The Africa Centre for Disease Control and Prevention (Africa CDC) has activated an emergency operation to support efforts by the Democratic Republic of Congo (DRC) in fighting against the new Ebola outbreak in the country.
A new outbreak of Ebola Virus Disease (EVD) was declared on Tuesday by the DRC government, after two samples tested positive for EVD in Bikoro, Equateur Province.
In response to the new outbreak of Ebola, the Africa CDC said Thursday that it has activated its emergency operation center (EOC) to support national outbreak response efforts, according to an African Union (AU) statement.
The Africa CDC has mobilized its epidemic response team for imminent deployment.
The team includes experts with previous experience in responding to the Ebola outbreaks in West Africa in 2014 and in the DRC in 2017.
A total of 250,000 U.S. dollars has been set aside for outbreak response activities, and more resources are being mobilized, the statement said.
The AU Commission has been informed of the outbreak and is ready to offer comprehensive support of all AU organs to the response.
The epidemic so far appears to be centred around the village of Ikoko Impenge, near the town of Bikoro.
Serge Ngaleto, the director of Bikoro’s main hospital said it had received four new suspected cases on Thursday, including two nurses who had treated others showing symptoms.
“After contact, the nurses began showing signs,” Ngaleto said.
“We have isolated them.”
That would bring the total number of people reporting symptoms to 25, of whom at least 17 have so far died.
This is the ninth time Ebola has been recorded in the vast, forested central African nation since it was first identified near its northern Ebola river in the 1970s.
It comes less than a year after an outbreak killed eight people in Congo’s remote northeastern forests.
Ngaleto said of all cases so far reported, seven were currently in the hospital in Bikoro. All of those could be traced back to Ikoko Impenge, about 60 km away from Bikoro, except for one from the next door hamlet of Pangi.
The health ministry said on Thursday it had dispatched a team of 12 experts to the area to try to trace new contacts of the disease, identify the epicentre and all affected villages and provide resources.
“This advance team brought the first batches of equipment, mostly containing rapid diagnostic tests for the Ebola virus and laser thermometers,” the Health Ministry statement said.
It said they had already arrived in the regional capital Mbandaka, about 150 km away from the affected area.
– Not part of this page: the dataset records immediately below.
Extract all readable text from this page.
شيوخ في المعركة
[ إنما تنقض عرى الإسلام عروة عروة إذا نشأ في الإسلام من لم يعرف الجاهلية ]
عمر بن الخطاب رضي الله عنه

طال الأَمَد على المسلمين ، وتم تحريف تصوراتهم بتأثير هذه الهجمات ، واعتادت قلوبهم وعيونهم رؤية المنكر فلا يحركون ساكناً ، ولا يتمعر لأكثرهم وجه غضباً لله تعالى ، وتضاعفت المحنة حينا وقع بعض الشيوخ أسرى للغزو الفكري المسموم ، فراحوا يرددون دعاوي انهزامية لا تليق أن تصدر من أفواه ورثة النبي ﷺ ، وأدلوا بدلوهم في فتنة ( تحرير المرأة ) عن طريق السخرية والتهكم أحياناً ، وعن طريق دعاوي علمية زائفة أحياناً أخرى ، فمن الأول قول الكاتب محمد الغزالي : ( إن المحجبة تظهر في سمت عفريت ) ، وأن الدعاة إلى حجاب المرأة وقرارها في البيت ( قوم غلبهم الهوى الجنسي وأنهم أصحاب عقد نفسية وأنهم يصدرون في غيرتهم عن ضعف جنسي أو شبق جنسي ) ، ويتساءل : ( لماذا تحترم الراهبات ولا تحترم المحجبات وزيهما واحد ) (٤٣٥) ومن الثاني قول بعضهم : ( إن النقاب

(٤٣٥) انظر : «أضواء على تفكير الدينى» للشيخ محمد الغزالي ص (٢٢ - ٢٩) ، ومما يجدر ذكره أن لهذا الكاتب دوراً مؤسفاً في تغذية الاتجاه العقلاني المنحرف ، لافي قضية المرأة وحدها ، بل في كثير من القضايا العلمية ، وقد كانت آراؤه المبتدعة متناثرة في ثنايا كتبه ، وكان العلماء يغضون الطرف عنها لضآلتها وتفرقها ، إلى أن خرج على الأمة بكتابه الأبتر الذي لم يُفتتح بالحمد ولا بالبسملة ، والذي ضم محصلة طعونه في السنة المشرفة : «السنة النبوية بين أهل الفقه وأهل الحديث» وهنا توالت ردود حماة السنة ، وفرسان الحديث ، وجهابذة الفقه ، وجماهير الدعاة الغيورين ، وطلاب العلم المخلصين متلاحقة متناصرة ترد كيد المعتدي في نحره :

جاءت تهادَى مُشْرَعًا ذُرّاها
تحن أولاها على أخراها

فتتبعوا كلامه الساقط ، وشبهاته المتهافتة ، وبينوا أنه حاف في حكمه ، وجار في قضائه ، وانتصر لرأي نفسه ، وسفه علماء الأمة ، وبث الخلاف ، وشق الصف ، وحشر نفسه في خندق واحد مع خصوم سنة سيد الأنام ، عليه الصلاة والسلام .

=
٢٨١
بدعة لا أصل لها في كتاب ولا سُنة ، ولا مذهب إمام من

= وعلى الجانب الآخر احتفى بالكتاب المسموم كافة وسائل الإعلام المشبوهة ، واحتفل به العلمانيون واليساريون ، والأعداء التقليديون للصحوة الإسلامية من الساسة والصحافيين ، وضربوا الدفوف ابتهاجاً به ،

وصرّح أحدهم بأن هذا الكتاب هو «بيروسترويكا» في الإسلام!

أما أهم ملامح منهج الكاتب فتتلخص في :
Ebola is best known and most feared for the internal and external bleeding it can cause in its victims, owing to damage done to blood vessels. Victims often die of shock but symptoms can be vague, including fever, muscle pain, diarrhoea and nausea.
The worst Ebola epidemic in history ended in West Africa just two years ago after killing more than 11,300 people and infecting 28,600 in Guinea, Sierra Leone and Liberia.
Nigeria’s immigration service said on Thursday it had increased screening tests at airports and other entry points as a precautionary measure following the Ebola outbreak in Congo.
Similar measures helped Africa’s most populous country contain the virus during the West African epidemic that began in 2013.
Congo’s long experience of Ebola and its vast, remote geography mean outbreaks are often localised and relatively easy to isolate and snuff out.